Banks are calling for the whole housing market to be suspended during the crisis and this morning The Times front page lead story said it had already happened.
It splashes with the headline: “Virus prompts No 10 to suspend housing market”.
The Times headline and story comes after mounting pressure from lenders to put the market on ice. The Times today concludes that the housing market is suspended anyway, with viewings cancelled, instructions to people to delay moving, and mortgage finance drying up.
The Daily Mail’s front page splash headline is “Don’t move home”. Its story says that the housing market is “all but frozen”, calling it a shut-down, and says banks have been lobbying for a full freeze on the property market.
Today’s Telegraph business section carries the splash: “Government suspends the housing market”. The paper says that the housing market “was halted last night by the Government after financial institutions said they could no longer operate properly”.
Today on BBC’s Radio 4 broadcast a similar report this morning, and the Financial Times is covering lenders’ concerns.
But an agent last night warned against banks trying to undermine the market rather than support it, and called on the Government to ignore lenders’ demands.
Banks pressing to freeze the market have expressed concern to ministers about the impact of the pandemic on valuations.
They have also expressed concern about giving credit when the economy is in freefall.
Lenders have told ministers that it has become impossible to survey properties.
UK Finance, the trade body for lenders, has written to its members saying it is seeking urgent clarification over the future of the market, “particularly as physical property valuations are no longer possible”.
One property lawyer, Laura Conduit at Farrers, told the Financial Times that banks will have to decide whether they can rely on valuations using videos of properties.
She said: “We haven’t got a clue what the value of anything is.”
Agent James White, of Yorkshire agent Belong, told EYE last night: “Time and time again, whenever there is a wobble in the property market, the banks can be relied on to undermine it.
“This time around, the market needs the full support of the banking system in order to avoid a collapse in confidence and house prices.
“If they implement a complete stop, who knows what will happen to house prices and repossession numbers?”
He added: “Given that the underlying fundamentals of low interest rates, steady demand and excellent employment levels created stability before the coronavirus pandemic, surely it is in everyone’s interest not to add to the woes of the economy and property market.”
Some lenders, including Lloyds and Barclays, have pulled many of their products, and some will only lend to borrowers with deposits of at least 40%.
Lenders have also said that their call centres are clogged with anxious home owners requesting mortgage holidays.
All told, tens of thousands of borrowers are said to be looking for payment breaks, but some are said to be pushing for breaks that they do not really need
Yesterday, Nationwide launched a dedicated coronavirus support page in order to free up phone lines and reduce waiting lines for customers including vulnerable people genuinely needing a payment break. www.nationwide.co.uk/support/coronavirus
One broker, Mark Harris, chief executive of SPF Private Clients, said: “Lenders are throwing all their resources into dealing with payment holiday requests.
“But in the same way that people are stockpiling food they don’t need, there are selfish borrowers who are asking for payment holidays when they don’t need them.
“This is blocking the phone lines for those who do.
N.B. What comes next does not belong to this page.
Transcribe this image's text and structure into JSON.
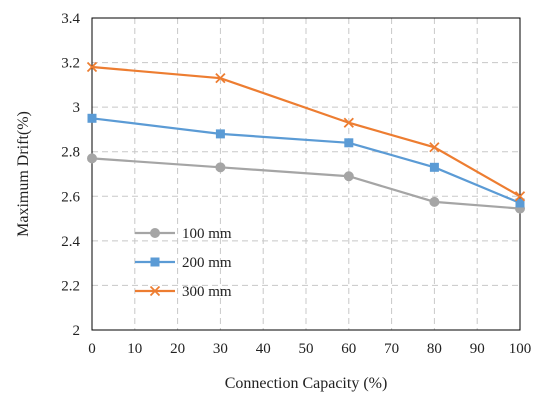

Borrowers should ask themselves: can I pay the mortgage this month? If the answer is ‘yes’, then keep off the phone to your lender and let those who do need a payment holiday get through.”
He added: “Borrowers may be worried that there is a funding crisis. There isn’t – the banks are awash with liquidity.”
However, he said that not all banks are set up for staff to work from home, and that call centres are operating on skeleton resources.